An astonishing piece appeared in the New York Times (NYT) recently. It reported a fierce bias in the Times’s coverage of politics and current affairs, most notably when it comes to Donald Trump. The bias turns up not just in the opinion pages but in the News, reports Liz Spayd, the new “public editor,” a position once called the ombudsman.
But the surprise does not end there. Spayd’s report is based on letters from liberal readers, which are filling her inbox to overflowing. Here are some examples that she cites:
“You’ve lost a subscriber because of your relentless bias against Trump — and I’m not even a Republican,” writes an Arizonan.
“I never thought I’d see the day when I, as a liberal, would start getting so frustrated with the one-sided reporting that I would start hopping over to the Fox News webpage to read an article and get the rest of the story that the NYT refused to publish,” writes a woman from California.
“The NY Times is alienating its independent and open-minded readers, and in doing so, limiting the reach of their message and its possible influence,” writes a Manhattanite.
Since these examples are all letters from liberals, the public editor comments:
“You can imagine what the letters from actual conservatives sound like….
“Emails like these stream into this office every day. A perception that The Times is biased prompts some of the most frequent complaints from readers. Only they arrive so frequently, and have for so long, that the objections no longer land with much heft.”
Of course, this is nothing new for the Times. The bias in favor of the latest project of the American Imperium has been true for my entire lifetime. But it used to be subtler, and it used to include some real information, albeit buried away somewhere deep within an article. Noam Chomsky was once fond of reminding us that it was better to read the Times articles backwards, because some truth was buried in the last couple paragraphs.

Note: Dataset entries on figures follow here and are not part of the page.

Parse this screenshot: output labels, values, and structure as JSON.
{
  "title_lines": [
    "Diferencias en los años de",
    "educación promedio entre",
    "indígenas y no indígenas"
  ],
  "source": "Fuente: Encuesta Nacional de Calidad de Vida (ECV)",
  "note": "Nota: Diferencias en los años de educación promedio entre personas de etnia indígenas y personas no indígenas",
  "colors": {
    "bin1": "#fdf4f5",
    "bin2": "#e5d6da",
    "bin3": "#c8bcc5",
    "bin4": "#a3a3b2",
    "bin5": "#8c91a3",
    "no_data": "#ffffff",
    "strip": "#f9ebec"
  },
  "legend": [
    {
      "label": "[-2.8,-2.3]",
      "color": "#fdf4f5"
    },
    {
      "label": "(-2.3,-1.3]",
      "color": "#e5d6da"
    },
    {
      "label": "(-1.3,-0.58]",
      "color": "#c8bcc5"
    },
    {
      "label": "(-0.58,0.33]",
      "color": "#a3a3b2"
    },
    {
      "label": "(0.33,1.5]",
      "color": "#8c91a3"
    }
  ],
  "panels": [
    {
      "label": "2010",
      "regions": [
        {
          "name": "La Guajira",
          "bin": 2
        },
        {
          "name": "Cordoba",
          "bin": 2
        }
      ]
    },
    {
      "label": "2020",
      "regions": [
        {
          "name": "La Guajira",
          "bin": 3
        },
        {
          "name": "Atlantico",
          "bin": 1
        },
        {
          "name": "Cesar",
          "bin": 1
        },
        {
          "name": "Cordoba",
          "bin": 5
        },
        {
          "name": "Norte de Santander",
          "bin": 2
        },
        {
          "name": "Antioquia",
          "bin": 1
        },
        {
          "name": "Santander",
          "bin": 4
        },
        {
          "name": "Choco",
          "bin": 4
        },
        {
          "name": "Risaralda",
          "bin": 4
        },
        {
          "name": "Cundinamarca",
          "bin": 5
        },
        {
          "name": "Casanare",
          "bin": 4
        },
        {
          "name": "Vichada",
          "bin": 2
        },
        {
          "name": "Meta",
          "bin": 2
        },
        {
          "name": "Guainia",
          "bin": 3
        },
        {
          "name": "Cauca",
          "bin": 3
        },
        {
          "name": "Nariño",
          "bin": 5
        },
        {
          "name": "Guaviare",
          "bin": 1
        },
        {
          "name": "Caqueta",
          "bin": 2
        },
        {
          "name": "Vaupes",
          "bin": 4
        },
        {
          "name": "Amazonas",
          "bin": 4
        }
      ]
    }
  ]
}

But in the last few decades since the end of the Cold War and the rise of NATO Expansion and American Exceptionalism in the Clinton “co-presidency,” the situation has grown much worse. The age of American Triumphalism has caused more rot in the mainstream media. Not only with the Times but with other major outlets like the Washington Post, the Wall St. Journal and National Public Radio.
A striking example occurred when the Times lent its front page to a fabricated and now thoroughly discredited story by Judith Miller and Michael Gordon in September, 2002 claiming that Iraq had WMD.
That was just weeks before Congress took a vote to “authorize” George W. Bush to launch an invasion of Iraq. I still recall the day I looked at that article and thought it was fact free and source free and that any decent editor would turn it back. It was clear at that moment that the fix was in and that we were on our way to a war which our Elite had decided upon. (Judith Miller eventually was the sacrificial lamb when that story and its origins in Dick Cheney’s office became known. But the co-author, Michael R. Gordon, continues as the “chief military correspondent” for the Times, and the editors in charge have never been punished.)
It seems that the situation has got worse with the rise of Trump who endangers the Imperium’s quest for world domination by seeking to “get along” with Russia and China. Once Trump took that stance, the vitriol and vituperation became a daily feature in the Times. Indeed their columnist Timothy Egan seems to write about little else these days. Only Maureen Dowd provides occasional timid relief, daring to point out that Trump “talks to the press,” a dig at Hillary who does not. (Clinton has not had so much as a single press conference in almost a year.)
I know that many Times readers now seek out Fox, just like the letter writer quoted above. And many also turn to Breitbart and the Drudge Report as well as RT and China Daily. Even when the Times reports some actual facts, it reports only selected ones (A half truth is a full lie.) or buries them in a narrative that neutralizes them.
More Times readers should recognize that they are being taken for a ride. And they should stop being so damned cocksure and snooty about their “knowledge.” They often look more foolish than they might think.